This post was written by Rebecca Maller and Keri S. Bruce.
On June 13, 2014, the Massachusetts Senate passed S. 2022, beginning the process of joining 13 other states that prohibit companies from using celebrities’ identities after they die. The bill amends Section 3A of Chapter 214 of Massachusetts General Laws, and creates a post-mortem “Right of Publicity” interest. The bill prohibits commercial use of the name, image, and likeness of a “personality” for 70 years after his or her death without written permission from either the personality or “persons who collectively own more than 50 per cent of the aspect of the personality’s right of publicity that was commercially used . . . .” “Personality” is defined as “an individual whose identity has commercial value.” To garner the bill’s protection, however, the personality must be domiciled in Massachusetts as of the date of his or her death.
Championed by Massachusetts resident Bill Cosby and sponsored by Democratic State Senator Stanley Rosenberg of Amherst, the bill continues the trend of states providing additional publicity rights after death, as discussed in our earlier post regarding California’s protection of the rights of deceased soldiers who became famous because of their deaths.

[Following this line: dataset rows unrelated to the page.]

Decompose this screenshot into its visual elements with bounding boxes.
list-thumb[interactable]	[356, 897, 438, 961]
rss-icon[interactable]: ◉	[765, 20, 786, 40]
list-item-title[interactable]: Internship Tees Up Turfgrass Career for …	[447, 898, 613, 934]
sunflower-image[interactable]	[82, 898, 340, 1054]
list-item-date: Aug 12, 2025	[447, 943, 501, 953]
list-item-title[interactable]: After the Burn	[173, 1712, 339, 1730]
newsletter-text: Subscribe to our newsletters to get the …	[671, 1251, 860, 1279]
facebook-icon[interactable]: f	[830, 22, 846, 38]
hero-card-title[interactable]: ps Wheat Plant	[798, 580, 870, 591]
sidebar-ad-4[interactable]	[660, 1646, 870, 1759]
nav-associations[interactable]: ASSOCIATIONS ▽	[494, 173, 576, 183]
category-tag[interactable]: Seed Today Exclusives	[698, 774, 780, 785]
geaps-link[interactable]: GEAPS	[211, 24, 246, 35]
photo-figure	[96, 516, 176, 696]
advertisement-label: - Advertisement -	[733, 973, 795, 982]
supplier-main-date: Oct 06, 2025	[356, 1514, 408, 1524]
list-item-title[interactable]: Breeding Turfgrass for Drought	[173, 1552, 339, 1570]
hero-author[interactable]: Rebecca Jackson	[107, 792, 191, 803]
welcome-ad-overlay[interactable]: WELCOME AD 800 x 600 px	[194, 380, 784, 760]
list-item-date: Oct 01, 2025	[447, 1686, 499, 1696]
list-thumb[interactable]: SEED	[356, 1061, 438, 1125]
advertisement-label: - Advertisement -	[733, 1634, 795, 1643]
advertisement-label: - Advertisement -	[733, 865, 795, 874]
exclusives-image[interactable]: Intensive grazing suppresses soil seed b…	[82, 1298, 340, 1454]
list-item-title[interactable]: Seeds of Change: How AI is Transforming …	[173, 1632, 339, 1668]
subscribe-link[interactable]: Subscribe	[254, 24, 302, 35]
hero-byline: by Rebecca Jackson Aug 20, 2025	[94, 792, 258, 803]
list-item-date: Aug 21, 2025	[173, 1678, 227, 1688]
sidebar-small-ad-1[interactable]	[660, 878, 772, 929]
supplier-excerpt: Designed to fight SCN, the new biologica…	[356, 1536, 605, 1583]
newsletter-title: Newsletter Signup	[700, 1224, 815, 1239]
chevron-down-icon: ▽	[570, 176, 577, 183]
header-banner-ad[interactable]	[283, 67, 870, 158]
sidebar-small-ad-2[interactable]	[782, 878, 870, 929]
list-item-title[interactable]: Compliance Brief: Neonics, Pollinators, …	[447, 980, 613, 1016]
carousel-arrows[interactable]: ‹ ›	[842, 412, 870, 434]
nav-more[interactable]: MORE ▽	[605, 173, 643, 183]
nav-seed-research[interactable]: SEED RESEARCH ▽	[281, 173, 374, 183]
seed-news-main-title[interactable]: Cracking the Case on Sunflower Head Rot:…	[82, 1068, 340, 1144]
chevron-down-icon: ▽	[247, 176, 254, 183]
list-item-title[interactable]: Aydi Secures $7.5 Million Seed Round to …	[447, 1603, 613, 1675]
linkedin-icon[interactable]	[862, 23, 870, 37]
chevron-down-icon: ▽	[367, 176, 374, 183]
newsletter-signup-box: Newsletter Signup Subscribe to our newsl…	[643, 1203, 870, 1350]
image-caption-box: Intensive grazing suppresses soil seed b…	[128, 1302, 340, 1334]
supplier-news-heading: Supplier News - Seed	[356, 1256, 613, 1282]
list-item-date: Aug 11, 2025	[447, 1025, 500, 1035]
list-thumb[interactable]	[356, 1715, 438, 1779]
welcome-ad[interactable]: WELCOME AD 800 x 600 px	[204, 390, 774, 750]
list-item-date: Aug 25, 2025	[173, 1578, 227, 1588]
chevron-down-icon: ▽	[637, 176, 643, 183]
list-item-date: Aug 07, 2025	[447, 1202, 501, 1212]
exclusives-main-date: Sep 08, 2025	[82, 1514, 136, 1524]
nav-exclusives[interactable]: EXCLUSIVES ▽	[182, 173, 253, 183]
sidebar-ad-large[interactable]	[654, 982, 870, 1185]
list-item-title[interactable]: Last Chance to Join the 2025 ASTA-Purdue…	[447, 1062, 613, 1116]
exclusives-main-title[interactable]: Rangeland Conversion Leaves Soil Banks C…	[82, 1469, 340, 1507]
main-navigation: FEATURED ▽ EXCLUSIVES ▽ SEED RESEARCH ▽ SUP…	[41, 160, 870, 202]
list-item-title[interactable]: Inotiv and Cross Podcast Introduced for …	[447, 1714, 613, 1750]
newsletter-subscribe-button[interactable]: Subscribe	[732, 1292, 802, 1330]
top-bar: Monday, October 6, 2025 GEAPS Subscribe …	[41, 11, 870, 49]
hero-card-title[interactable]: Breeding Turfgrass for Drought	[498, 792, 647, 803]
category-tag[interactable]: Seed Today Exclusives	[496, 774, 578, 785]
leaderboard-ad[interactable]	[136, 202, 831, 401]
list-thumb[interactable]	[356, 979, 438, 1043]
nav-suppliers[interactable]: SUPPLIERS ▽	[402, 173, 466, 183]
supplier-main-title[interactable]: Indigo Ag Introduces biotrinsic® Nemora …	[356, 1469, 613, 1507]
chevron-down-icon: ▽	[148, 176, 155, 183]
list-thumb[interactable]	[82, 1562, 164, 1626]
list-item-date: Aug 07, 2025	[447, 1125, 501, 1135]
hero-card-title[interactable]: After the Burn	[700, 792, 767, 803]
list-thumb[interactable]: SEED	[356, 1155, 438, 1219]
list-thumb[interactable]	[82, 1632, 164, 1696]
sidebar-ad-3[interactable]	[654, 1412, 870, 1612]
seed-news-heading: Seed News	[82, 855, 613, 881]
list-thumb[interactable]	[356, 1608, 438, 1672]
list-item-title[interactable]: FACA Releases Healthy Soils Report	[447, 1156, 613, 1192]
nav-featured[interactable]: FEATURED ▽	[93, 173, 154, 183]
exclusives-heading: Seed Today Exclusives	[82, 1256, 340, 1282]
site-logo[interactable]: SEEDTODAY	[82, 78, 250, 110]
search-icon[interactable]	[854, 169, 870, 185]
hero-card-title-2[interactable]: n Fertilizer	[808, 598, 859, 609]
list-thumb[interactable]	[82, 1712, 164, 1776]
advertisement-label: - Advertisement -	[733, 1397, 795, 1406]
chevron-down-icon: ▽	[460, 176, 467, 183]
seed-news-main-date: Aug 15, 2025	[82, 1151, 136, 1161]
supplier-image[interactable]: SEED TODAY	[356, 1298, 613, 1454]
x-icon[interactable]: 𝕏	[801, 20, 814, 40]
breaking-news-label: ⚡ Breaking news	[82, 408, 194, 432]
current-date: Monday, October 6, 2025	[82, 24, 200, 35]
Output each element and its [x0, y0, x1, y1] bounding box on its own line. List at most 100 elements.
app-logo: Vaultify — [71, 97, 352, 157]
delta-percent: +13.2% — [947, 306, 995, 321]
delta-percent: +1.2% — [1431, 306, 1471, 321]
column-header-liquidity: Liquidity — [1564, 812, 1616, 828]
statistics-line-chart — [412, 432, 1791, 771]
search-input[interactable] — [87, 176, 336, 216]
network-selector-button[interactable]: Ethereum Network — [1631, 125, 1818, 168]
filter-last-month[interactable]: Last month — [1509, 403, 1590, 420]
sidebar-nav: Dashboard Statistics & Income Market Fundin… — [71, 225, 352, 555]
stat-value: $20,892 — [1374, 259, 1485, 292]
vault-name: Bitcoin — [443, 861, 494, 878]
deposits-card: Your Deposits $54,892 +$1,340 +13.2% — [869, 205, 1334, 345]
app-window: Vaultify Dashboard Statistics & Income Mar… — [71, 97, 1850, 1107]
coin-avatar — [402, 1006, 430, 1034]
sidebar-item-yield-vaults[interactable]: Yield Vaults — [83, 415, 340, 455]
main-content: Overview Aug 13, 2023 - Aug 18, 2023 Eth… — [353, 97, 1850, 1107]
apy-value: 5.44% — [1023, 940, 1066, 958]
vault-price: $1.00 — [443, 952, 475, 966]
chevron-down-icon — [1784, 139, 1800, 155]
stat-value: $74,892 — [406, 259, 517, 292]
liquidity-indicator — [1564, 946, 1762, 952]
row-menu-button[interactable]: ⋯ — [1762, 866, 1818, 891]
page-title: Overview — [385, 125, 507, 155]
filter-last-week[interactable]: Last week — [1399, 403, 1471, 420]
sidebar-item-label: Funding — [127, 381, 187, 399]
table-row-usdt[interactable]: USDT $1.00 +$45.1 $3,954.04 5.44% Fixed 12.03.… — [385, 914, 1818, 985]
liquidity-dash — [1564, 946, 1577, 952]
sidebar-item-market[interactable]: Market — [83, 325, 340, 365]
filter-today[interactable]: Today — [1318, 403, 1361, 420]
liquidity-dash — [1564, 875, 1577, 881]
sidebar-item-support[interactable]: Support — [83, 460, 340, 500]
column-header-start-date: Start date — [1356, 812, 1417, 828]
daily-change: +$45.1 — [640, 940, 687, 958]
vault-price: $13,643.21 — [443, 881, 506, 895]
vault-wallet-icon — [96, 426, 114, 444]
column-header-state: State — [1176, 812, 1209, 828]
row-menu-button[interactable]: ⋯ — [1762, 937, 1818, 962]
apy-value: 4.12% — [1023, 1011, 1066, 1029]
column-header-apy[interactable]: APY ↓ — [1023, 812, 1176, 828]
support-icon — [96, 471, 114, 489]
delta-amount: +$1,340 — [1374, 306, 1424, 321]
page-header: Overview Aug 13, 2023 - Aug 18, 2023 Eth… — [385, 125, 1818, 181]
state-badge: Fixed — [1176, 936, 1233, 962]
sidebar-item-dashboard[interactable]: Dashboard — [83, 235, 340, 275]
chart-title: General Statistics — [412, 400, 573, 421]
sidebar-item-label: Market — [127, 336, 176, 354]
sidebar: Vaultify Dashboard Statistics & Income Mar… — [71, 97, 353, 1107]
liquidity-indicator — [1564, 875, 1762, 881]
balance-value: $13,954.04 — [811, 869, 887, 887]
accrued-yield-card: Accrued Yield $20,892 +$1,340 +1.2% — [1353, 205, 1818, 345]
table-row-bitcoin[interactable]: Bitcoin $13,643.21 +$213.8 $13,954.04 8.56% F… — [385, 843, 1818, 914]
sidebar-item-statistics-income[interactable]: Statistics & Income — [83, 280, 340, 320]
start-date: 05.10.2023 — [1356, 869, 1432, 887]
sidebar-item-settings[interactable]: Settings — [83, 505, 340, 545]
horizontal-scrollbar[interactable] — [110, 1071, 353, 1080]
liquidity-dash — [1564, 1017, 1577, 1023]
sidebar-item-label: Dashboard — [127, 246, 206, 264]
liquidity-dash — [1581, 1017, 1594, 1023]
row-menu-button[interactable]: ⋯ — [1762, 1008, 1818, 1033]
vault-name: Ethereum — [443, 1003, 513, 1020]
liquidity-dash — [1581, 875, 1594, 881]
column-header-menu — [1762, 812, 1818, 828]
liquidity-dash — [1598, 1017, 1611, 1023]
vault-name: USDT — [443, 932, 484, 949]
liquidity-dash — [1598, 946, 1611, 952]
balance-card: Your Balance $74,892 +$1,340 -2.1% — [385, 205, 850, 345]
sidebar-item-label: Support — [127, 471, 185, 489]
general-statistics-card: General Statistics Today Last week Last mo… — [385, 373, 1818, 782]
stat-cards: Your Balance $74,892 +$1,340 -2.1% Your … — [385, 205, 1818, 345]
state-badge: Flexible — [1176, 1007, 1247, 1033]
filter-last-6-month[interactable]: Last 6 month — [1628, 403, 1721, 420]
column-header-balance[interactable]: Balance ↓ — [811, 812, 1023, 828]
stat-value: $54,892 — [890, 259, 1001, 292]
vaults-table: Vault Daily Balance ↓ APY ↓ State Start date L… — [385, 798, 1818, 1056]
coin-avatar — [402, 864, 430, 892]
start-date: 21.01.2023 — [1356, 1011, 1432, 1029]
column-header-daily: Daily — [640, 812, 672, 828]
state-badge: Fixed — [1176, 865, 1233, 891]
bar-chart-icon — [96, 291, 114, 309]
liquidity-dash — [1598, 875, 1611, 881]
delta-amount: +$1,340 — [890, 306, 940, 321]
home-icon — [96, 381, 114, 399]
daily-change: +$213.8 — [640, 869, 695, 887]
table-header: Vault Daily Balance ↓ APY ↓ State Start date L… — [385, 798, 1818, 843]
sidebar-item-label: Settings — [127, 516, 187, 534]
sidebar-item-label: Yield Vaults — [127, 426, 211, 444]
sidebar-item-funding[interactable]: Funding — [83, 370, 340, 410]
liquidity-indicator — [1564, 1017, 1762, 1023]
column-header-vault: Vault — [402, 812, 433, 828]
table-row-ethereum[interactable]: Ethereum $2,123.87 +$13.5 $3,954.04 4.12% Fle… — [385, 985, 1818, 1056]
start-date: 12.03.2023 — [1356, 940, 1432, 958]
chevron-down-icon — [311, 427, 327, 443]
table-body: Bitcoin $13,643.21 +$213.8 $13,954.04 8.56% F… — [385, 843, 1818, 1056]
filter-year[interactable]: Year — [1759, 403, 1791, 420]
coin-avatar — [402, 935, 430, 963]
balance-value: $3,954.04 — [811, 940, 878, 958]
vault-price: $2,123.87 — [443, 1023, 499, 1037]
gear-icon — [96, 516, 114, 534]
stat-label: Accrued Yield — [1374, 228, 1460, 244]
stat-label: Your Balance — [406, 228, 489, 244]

The bill—designed to control commercial exploitation of the benefits of the personality’s name and image following death—is merely an extension of the protection afforded a personality during his or her lifetime. Of the states providing this safeguard, Massachusetts’ bill ranks among the strongest protection by providing a 70-year period within which the statute applies, joining California (70 years), Indiana (100 years), and Tennessee (perpetual).
Why This Matters: If the Massachusetts House passes its version of the bill, Massachusetts will be one of only 14 states that provide post-mortem Right of Publicity protection. Other states in addition to those mentioned above include Arizona, Florida, Kentucky, Nevada, Ohio, Oklahoma, Pennsylvania, Texas, Virginia and Washington.